I terreni terrazzati sono caratterizzati da un’alternanza di marna e arenaria che, assieme al clima mitigato dalle Prealpi Giulie e all’influenza benefica del mare, creano microclimi particolarmente favorevoli ad una viticoltura altamente qualificata.

DOVE NASCONO I “DOC”: VITIGNI AUTOCTONI

I vini prodotti in questa zona sono il risultato di un terroir particolarmente favorevole: le condizioni pedoclimatiche ottimali hanno permesso la coltivazione di vitigni autoctoni che continuano a produrre risultati di notevolissima qualità.
La produzione dei Colli Orientali, rigorosamente contenuta in termini quantitativi, si caratterizza per la manualità delle vendemmie e per l’uso discreto delle più moderne tecniche enologiche.
I vitigni autoctoni coltivati nella zona dei Colli Orientali sono la Malvasia, il Picolit, il Pignolo, il Refosco dal peduncolo rosso, la Ribolla gialla, lo Schioppettino, il Tazzelenghe, il Tocai friulano e il Verduzzo friulano. Alcuni di questi possono vantare oltre duemila anni di storia documentata, da quando i Romani, così narra Tito Livio nella sua storia di Roma, stabilirono la prima colonia nella zona di Aquileia.
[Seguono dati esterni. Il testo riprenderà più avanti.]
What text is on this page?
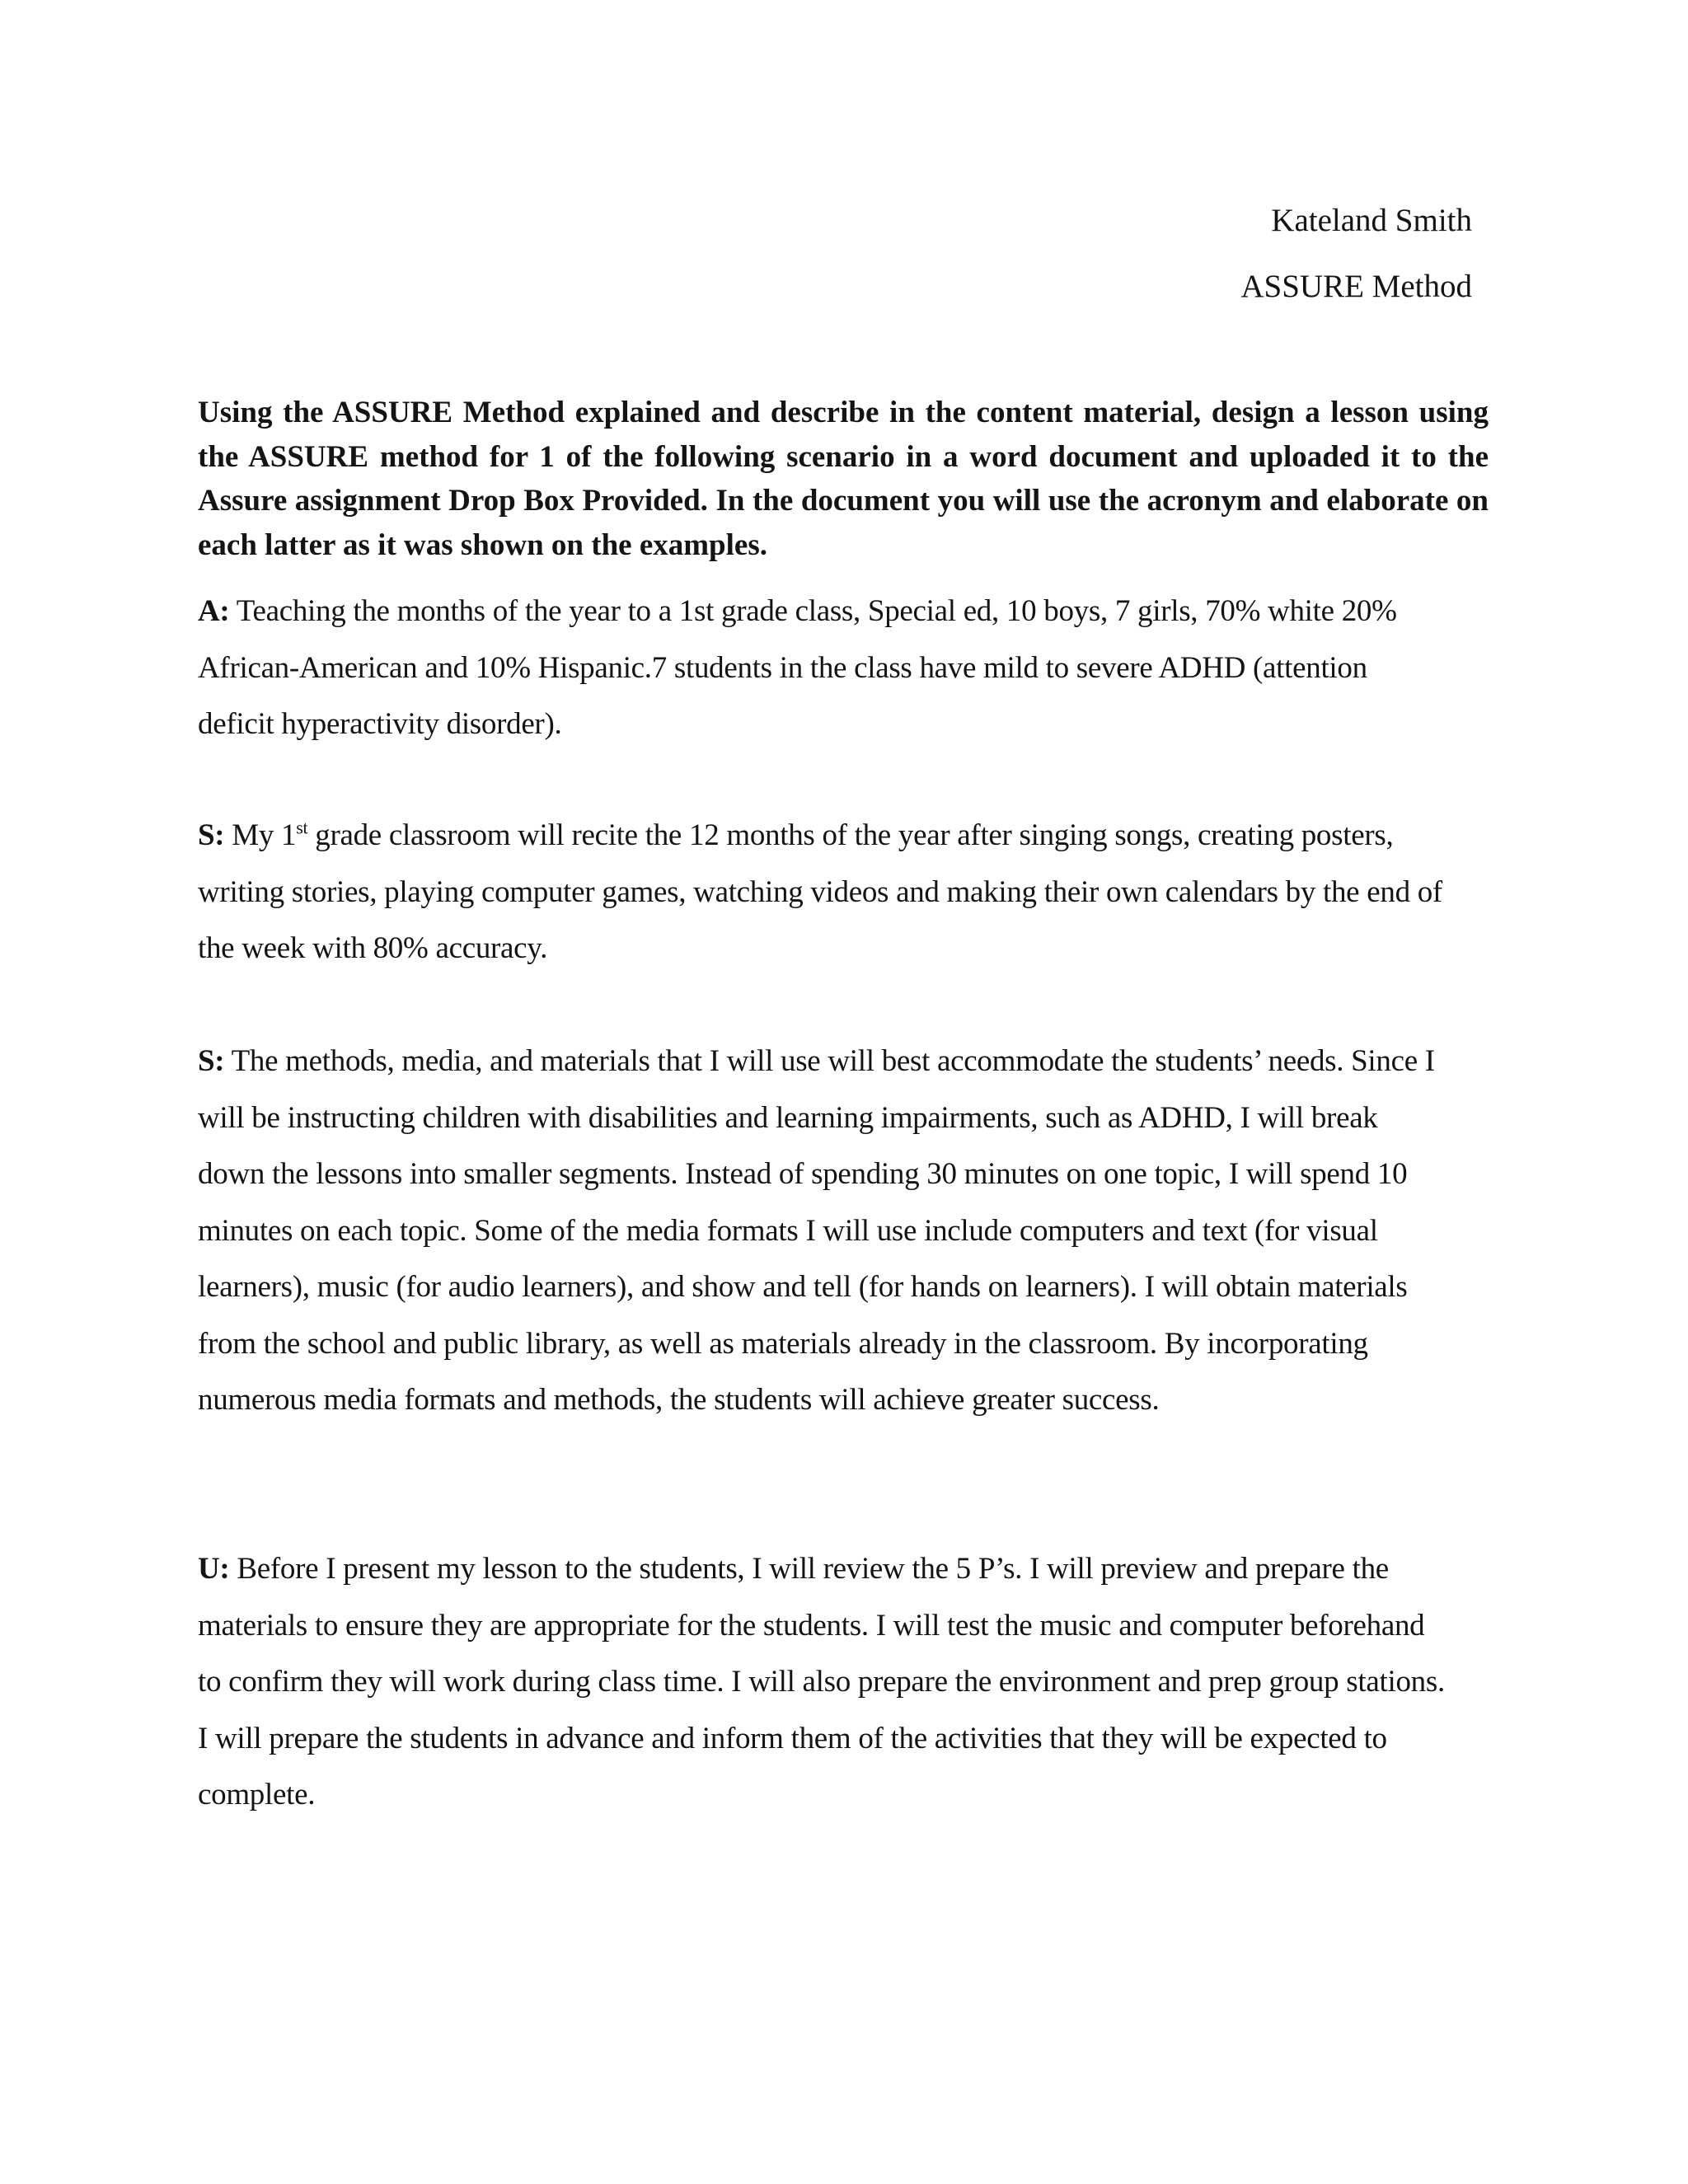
Kateland Smith
ASSURE Method
Using the ASSURE Method explained and describe in the content material, design a lesson using the ASSURE method for 1 of the following scenario in a word document and uploaded it to the Assure assignment Drop Box Provided. In the document you will use the acronym and elaborate on each latter as it was shown on the examples.
A: Teaching the months of the year to a 1st grade class, Special ed, 10 boys, 7 girls, 70% white 20% African-American and 10% Hispanic.7 students in the class have mild to severe ADHD (attention deficit hyperactivity disorder).
S: My 1st grade classroom will recite the 12 months of the year after singing songs, creating posters, writing stories, playing computer games, watching videos and making their own calendars by the end of the week with 80% accuracy.
S: The methods, media, and materials that I will use will best accommodate the students’ needs. Since I will be instructing children with disabilities and learning impairments, such as ADHD, I will break down the lessons into smaller segments. Instead of spending 30 minutes on one topic, I will spend 10 minutes on each topic. Some of the media formats I will use include computers and text (for visual learners), music (for audio learners), and show and tell (for hands on learners). I will obtain materials from the school and public library, as well as materials already in the classroom. By incorporating numerous media formats and methods, the students will achieve greater success.
U: Before I present my lesson to the students, I will review the 5 P’s. I will preview and prepare the materials to ensure they are appropriate for the students. I will test the music and computer beforehand to confirm they will work during class time. I will also prepare the environment and prep group stations. I will prepare the students in advance and inform them of the activities that they will be expected to complete.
ORO LIQUIDO FRIULANO: PICOLIT E RAMANDOLO

Due dei vini più noti ed apprezzati della regione friulana sono il Picolit ed il Ramandolo, vini dolci autoctoni entrambi DOCG coltivati nella zona viticola dei Colli Orientali del Friuli-Venezia Giulia.
Il vitigno Picolit ha origini tuttora sconosciute, anche se sin dal XVII secolo esistono testimonianze della bontà del vino dolce ottenuto con quest’uva, la cui fama aveva varcato i confini e si era diffusa presso le corti reali di tutta Europa, anche grazie al conte Fabio Asquini che nell’ 800  si impegnò a trovare un mercato per il vino dolce da Picolit. Il nome deriva quasi sicuramente dalle piccole dimensioni dell’acino e del grappolo, e dalla scarsità di produzione, dovuta fra l’altro al fenomeno frequente dell’acinellatura o aborto floreale, che conferiscono agli acini la peculiare dolcezza al momento della completa maturazione.
Il vino Ramandolo viene prodotto con le sole uve di Verduzzo friulano, appassite sulla pianta o in locali idonei: prende il nome dalla collina omonima situata al centro dei Colli Orientali del Friuli, caratterizzata dal microclima che eleva questo vino di qualità superiore rispetto al comune Verduzzo.
Il Ramandolo è una pregevole rarità, poiché se ne producono appena 150.000 bottiglie l’anno.
Le operazioni di vendemmia iniziano di norma nelle ultime settimane di ottobre: la raccolta tardiva ha lo scopo di ottenere un leggero appassimento dei grappoli, favorendo la formazione di un maggiore contenuto zuccherino.